Aqui, descrevemos e demonstramos um protocolo organoide de 3 etapas (expansão 2D, estimulação 2D e maturação 3D) previamente estabelecido e implementado usando fibroblastos dérmicos humanos adultos normais (NHDFs) disponíveis comercialmente como fonte celular, oferecendo um modelo valioso para estudar a tenogênese in vitro 7. Apesar do fato de que este modelo não é equivalente ao tecido T / L in vivo, ele ainda fornece um sistema mais fisiologicamente relevante que pode ser usado para investigar mecanismos de diferenciação celular, imitando a fisiopatologia T / L in vitro e estabelecendo medicina personalizada T / L e plataformas de triagem de drogas. Além disso, no futuro, os estudos podem avaliar se os organoides 3D são adequados para a engenharia de T/L sem andaimes, otimizando ainda mais, bem como utilizáveis para o desenvolvimento de construções mecanicamente robustas em escala que se assemelham às dimensões e propriedades estruturais e biofísicas dos tecidos T/L nativos.

Protocol

NOTA: Todas as etapas devem ser realizadas por meio de técnicas assépticas. 1. Cultura e pré-expansão dos NHDFs Descongelar rapidamente o frasco criogênico contendo fibroblastos dérmicos humanos normais criopreservados adultos (NHDFs, 1 x 106 células) a 37 ° C até que estejam quase descongelando. Adicione lentamente 1 mL de meio de crescimento de fibroblastos pré-aquecido 2 (kit pronto para uso incluindo meio basal, soro fetal de bezerr…

Representative Results

O modelo organoide 3D T/L foi previamente estabelecido e demonstrado aqui pela implementação de NHDF comprado comercialmente (n=3, 3 organoides por doador, NHDF foram usados nas passagens 5-8).
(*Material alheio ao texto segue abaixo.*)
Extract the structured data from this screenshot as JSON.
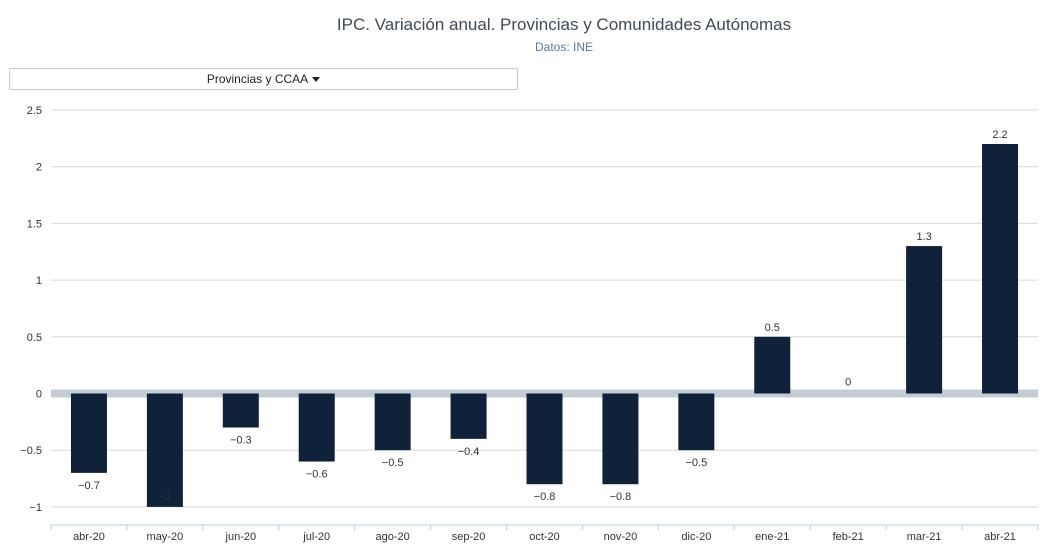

O fluxo de trabalho do modelo está resumido na Figura 1. A Figura 2 mostra imagens representativas de contraste de fase da cultura de NHDF durante a pré-expansão em frascos T-75 (Figura 2A), bem como no início e após 5 dias de cultura …

Discussion

Os resultados demonstrados neste estudo fornecem informações valiosas sobre o estabelecimento e caracterização do modelo organoide 3D NHDF para o estudo de tecidos T/L. O protocolo de 3 etapas levou à formação de organoides 3D semelhantes a bastonetes que exibem características típicas do nicho T / L. Este modelo foi relatado anteriormente em Kroner-Weigl et al. 20237 e demonstrado em grande detalhe aqui.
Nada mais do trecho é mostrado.